Entenda por que a misericórdia é o melhor remédio para grande parte das desgraças, em nossa vida espiritual, afetiva e até material

Neste primeiro domingo depois da Páscoa, como acontece todos os anos, comemoramos na Igreja o Domingo da Misericórdia, instituído por São João Paulo II. Já escrevi sobre essa data no passado e não gostaria de me repetir. Contudo, todos os anos me espanto com a pouca atenção que a data recebe por parte de nossas comunidades. Raras vezes vejo essa festa litúrgica ser celebrada com a atenção que me parece merecer.

Muitos a criticaram (e continuam criticando) por tratar-se inicialmente de uma devoção particular do povo polonês, associada às visões místicas de Santa Faustina Kowalska. Seria uma tentativa feita pelo papa polonês de internacionalizar algo que era próprio de seu país e não da Igreja universal. Mas, qual de nós não fez a experiência de se aproximar mais da Igreja pela influência de outras pessoas, que nos atraíram com suas características pessoais, porque eram, por exemplo, muito alegres ou muito sábias, muito carinhosas ou muito entusiasmadas – Deus, que chega até nós por meio dos temperamentos e das peculiaridades de nossos irmãos, com certeza se vale do modo de ser e das devoções dos papas para falar a toda a Igreja!
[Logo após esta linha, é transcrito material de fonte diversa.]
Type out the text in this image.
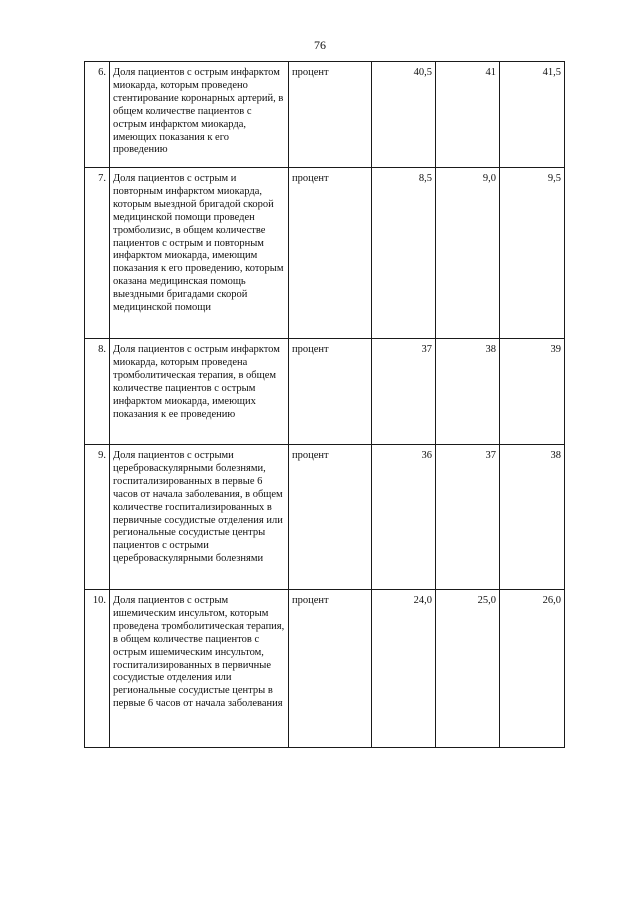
76
6.	Доля пациентов с острым инфарктом миокарда, которым проведено стентирование коронарных артерий, в общем количестве пациентов с острым инфарктом миокарда, имеющих показания к его проведению	процент	40,5	41	41,5
7.	Доля пациентов с острым и повторным инфарктом миокарда, которым выездной бригадой скорой медицинской помощи проведен тромболизис, в общем количестве пациентов с острым и повторным инфарктом миокарда, имеющим показания к его проведению, которым оказана медицинская помощь выездными бригадами скорой медицинской помощи	процент	8,5	9,0	9,5
8.	Доля пациентов с острым инфарктом миокарда, которым проведена тромболитическая терапия, в общем количестве пациентов с острым инфарктом миокарда, имеющих показания к ее проведению	процент	37	38	39
9.	Доля пациентов с острыми цереброваскулярными болезнями, госпитализированных в первые 6 часов от начала заболевания, в общем количестве госпитализированных в первичные сосудистые отделения или региональные сосудистые центры пациентов с острыми цереброваскулярными болезнями	процент	36	37	38
10.	Доля пациентов с острым ишемическим инсультом, которым проведена тромболитическая терапия, в общем количестве пациентов с острым ишемическим инсультом, госпитализированных в первичные сосудистые отделения или региональные сосудистые центры в первые 6 часов от начала заболевания	процент	24,0	25,0	26,0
Mas, depois de São João Paulo II, também Papa Francisco revelou-se particularmente tocado pela experiência da misericórdia. Proclamou, com a Bula Misericordiae Vultus, o Jubileu extraordinário da Misericórdia (8 de dezembro de 2015 a 20 de novembro de 2016), que encerrou com a Carta Apostólica Misericordia et misera. O primeiro livro de entrevistas que concedeu como papa chama-se justamente O nome de Deus é misericórdia (São Paulo: Planeta, 2016). Poderemos, novamente, alegar que se trata de uma devoção pessoal que um papa tenta impor a todos. Mas não podemos deixar de considerar que Deus deve ter alguma intenção universal ao inspirar com a mesma “devoção particular” dois papas tão diferentes – o polonês, vindo de ditadura ateia comunista, e o argentino, vindo de um continente de maioria católica, mas assolado por ditaduras de direita.

O rosto da misericórdia

Sem dúvida Deus quer que nós, em nosso tempo, descubramos (ou aprofundemos, se já descobrimos) o significado de Sua misericórdia para conosco. Transcrevo aqui alguns trechos iniciais da Misericordiae Vultus: 

“Jesus Cristo é o rosto da misericórdia do Pai. O mistério da fé cristã parece encontrar nestas palavras a sua síntese. […] Precisamos sempre contemplar o mistério da misericórdia. É fonte de alegria, serenidade e paz. É condição da nossa salvação. Misericórdia: é a palavra que revela o mistério da Santíssima Trindade. Misericórdia: é o ato último e supremo pelo qual Deus vem ao nosso encontro. Misericórdia: é a lei fundamental que mora no coração de cada pessoa, quando vê com olhos sinceros o irmão que encontra no caminho da vida. Misericórdia: é o caminho que une Deus e o homem, porque nos abre o coração à esperança de sermos amados para sempre, apesar da limitação do nosso pecado. Há momentos em que somos chamados, de maneira ainda mais intensa, a fixar o olhar na misericórdia, para nos tornarmos nós mesmos sinal eficaz do agir do Pai. Foi por isso que proclamei um Jubileu Extraordinário da Misericórdia como tempo favorável para a Igreja, a fim de se tornar mais forte e eficaz o testemunho dos crentes”.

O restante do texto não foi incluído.